Well, gee willickers, if only someone had predicted that this would occur.

It is clear, however, that Congress should strengthen the marketplaces to ensure sufficient competition. For example, it could encourage more healthy people to buy insurance by extending tax credits to families that now earn too much to qualify. Many of those people find it cheaper to pay the tax penalty for not having insurance than to buy it. If more healthy people participated, more insurers would want to be on the exchanges. Congress and state governments could also consider offering a government insurance plan in rural areas and other places where there is little or no competition, as President Obama and Hillary Clinton have proposed.

Let’s see: giving tax credits which aren’t paid for to increase coverage. I guess the stick of fining people for being citizens hasn’t worked. Getting healthy people to participate? I guess threatening them with fines for being citizens isn’t working. And, then, of course, a cute little way to slip in single payer, ie, government run healthcare.

BTW, Hillary and others are pimping the public option, also known as single payer, ie, government run healthcare, as well.

Any law as complex and comprehensive as the Affordable Care Act is bound to have some hiccups.
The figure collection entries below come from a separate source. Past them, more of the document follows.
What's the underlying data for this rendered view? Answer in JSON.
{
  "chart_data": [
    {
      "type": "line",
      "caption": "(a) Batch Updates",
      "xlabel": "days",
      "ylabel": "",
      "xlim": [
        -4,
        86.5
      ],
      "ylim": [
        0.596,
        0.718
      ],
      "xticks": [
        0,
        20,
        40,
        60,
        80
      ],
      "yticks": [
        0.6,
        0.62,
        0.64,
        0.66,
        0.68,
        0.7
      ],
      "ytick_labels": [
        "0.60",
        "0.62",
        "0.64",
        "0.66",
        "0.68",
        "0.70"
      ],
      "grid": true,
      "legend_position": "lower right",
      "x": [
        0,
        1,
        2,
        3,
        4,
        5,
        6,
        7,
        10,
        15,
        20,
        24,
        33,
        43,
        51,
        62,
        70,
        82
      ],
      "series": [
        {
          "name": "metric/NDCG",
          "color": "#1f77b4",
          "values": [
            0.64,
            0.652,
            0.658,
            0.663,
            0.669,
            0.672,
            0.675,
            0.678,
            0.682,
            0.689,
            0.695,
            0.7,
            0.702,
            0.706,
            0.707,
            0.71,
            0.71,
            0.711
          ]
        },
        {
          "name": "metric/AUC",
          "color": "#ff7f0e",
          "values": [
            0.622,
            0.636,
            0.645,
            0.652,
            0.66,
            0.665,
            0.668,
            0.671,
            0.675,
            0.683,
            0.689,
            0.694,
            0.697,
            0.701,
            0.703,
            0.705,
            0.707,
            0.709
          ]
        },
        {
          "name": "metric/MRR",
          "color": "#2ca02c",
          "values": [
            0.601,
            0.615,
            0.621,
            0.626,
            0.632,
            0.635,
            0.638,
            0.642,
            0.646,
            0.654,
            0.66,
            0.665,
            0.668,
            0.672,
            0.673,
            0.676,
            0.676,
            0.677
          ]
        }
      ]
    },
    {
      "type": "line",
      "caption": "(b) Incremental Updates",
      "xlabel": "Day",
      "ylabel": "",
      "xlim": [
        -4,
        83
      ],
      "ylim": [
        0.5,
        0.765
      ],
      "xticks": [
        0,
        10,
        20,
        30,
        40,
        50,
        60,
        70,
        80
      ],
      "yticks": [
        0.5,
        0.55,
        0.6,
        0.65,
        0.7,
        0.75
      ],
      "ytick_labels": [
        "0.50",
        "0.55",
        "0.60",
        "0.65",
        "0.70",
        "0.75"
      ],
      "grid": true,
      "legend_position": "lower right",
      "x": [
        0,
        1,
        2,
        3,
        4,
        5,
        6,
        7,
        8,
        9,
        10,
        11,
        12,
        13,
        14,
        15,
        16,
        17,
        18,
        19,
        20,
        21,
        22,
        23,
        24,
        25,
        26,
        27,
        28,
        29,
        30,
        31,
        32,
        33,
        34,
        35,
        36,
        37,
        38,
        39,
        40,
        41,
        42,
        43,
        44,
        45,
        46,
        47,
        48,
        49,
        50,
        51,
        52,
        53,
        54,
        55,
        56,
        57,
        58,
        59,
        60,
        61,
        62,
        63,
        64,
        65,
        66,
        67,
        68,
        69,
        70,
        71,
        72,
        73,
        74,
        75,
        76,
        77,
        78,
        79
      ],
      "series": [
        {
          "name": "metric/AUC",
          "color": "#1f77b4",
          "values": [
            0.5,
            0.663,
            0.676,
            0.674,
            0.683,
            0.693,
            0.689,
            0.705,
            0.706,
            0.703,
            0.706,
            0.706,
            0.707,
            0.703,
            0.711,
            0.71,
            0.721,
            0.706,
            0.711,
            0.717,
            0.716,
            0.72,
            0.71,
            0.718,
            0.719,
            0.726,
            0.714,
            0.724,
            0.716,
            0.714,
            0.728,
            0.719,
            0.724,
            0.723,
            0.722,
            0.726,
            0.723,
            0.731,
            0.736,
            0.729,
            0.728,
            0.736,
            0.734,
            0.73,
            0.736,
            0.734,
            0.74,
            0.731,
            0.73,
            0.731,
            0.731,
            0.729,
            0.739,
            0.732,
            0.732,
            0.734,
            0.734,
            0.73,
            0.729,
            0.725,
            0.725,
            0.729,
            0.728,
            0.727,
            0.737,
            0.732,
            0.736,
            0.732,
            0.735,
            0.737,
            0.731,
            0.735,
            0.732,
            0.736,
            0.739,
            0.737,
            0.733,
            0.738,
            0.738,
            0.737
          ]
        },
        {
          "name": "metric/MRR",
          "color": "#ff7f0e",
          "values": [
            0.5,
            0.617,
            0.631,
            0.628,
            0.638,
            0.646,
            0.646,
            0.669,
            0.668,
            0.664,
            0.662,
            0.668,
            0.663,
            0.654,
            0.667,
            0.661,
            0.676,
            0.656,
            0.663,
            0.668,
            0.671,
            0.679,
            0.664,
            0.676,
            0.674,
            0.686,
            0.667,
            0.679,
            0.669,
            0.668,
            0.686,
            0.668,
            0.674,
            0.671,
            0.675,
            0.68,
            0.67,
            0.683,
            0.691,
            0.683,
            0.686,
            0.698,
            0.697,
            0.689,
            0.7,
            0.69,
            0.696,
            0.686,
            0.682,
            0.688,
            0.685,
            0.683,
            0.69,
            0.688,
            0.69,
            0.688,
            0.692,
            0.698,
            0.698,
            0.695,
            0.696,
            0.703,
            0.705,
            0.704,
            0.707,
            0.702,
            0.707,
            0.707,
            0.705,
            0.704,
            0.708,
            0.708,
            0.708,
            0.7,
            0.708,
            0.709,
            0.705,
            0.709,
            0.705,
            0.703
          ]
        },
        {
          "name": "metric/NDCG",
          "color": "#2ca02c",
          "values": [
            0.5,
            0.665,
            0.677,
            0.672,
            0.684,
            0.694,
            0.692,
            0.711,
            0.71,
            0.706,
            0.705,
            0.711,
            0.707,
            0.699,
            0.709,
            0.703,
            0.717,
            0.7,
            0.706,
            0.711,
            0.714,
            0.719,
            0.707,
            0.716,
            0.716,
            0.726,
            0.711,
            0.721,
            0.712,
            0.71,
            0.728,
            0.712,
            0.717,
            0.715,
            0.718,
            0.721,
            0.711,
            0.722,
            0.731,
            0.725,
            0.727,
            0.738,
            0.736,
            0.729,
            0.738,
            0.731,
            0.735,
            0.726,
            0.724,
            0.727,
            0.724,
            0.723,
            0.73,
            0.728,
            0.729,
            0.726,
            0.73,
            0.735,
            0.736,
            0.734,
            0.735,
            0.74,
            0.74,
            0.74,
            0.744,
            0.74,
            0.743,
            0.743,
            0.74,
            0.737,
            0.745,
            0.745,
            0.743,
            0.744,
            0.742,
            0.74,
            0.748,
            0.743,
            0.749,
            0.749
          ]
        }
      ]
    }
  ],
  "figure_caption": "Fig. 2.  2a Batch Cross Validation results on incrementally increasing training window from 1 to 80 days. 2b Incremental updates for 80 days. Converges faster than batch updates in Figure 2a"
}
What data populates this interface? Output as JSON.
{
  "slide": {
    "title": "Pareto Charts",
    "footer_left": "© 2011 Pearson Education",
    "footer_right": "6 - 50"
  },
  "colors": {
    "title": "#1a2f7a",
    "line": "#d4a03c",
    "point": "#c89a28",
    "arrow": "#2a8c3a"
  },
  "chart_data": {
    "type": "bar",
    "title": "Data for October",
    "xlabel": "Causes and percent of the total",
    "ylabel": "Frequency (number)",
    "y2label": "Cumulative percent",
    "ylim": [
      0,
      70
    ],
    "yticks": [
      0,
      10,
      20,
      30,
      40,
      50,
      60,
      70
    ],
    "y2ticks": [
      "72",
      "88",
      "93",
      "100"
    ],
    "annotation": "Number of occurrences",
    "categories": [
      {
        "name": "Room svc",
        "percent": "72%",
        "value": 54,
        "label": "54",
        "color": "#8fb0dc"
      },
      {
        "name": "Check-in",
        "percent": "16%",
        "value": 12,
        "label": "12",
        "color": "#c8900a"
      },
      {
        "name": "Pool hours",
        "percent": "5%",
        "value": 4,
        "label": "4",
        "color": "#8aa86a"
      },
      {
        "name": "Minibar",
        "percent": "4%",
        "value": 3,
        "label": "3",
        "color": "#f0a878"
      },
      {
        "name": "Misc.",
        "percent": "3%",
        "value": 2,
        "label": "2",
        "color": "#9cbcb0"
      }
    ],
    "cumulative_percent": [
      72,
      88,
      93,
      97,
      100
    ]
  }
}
The only sensible response to those problems is to improve the law.

Any law that is this complicated and intrusive, written by interest groups and far left ideologues, which was not read by the majority of those who voted to pass it, and gave the Executive Branch tons of new powers and leeway to create powers doesn’t need improvement: it needs to be scrapped and replaced with sensible measures that, at worst, create hiccups. Insurance providers fleeing the marketplace is not a hiccup: it’s a disaster. One that was predicted, but a disaster nonetheless, especially when it’s paired with things like reduced medical facility coverage, coops collapsing, and jobs being reduced. Deductibles were already high, and premiums continue to go up up up. The money insurance providers receive from the federal government, ie, corporate welfare, to keep prices low(ish) ends in 2017. Repealing and replacing Ocare at this point of operation would be difficult, but, it can still be done.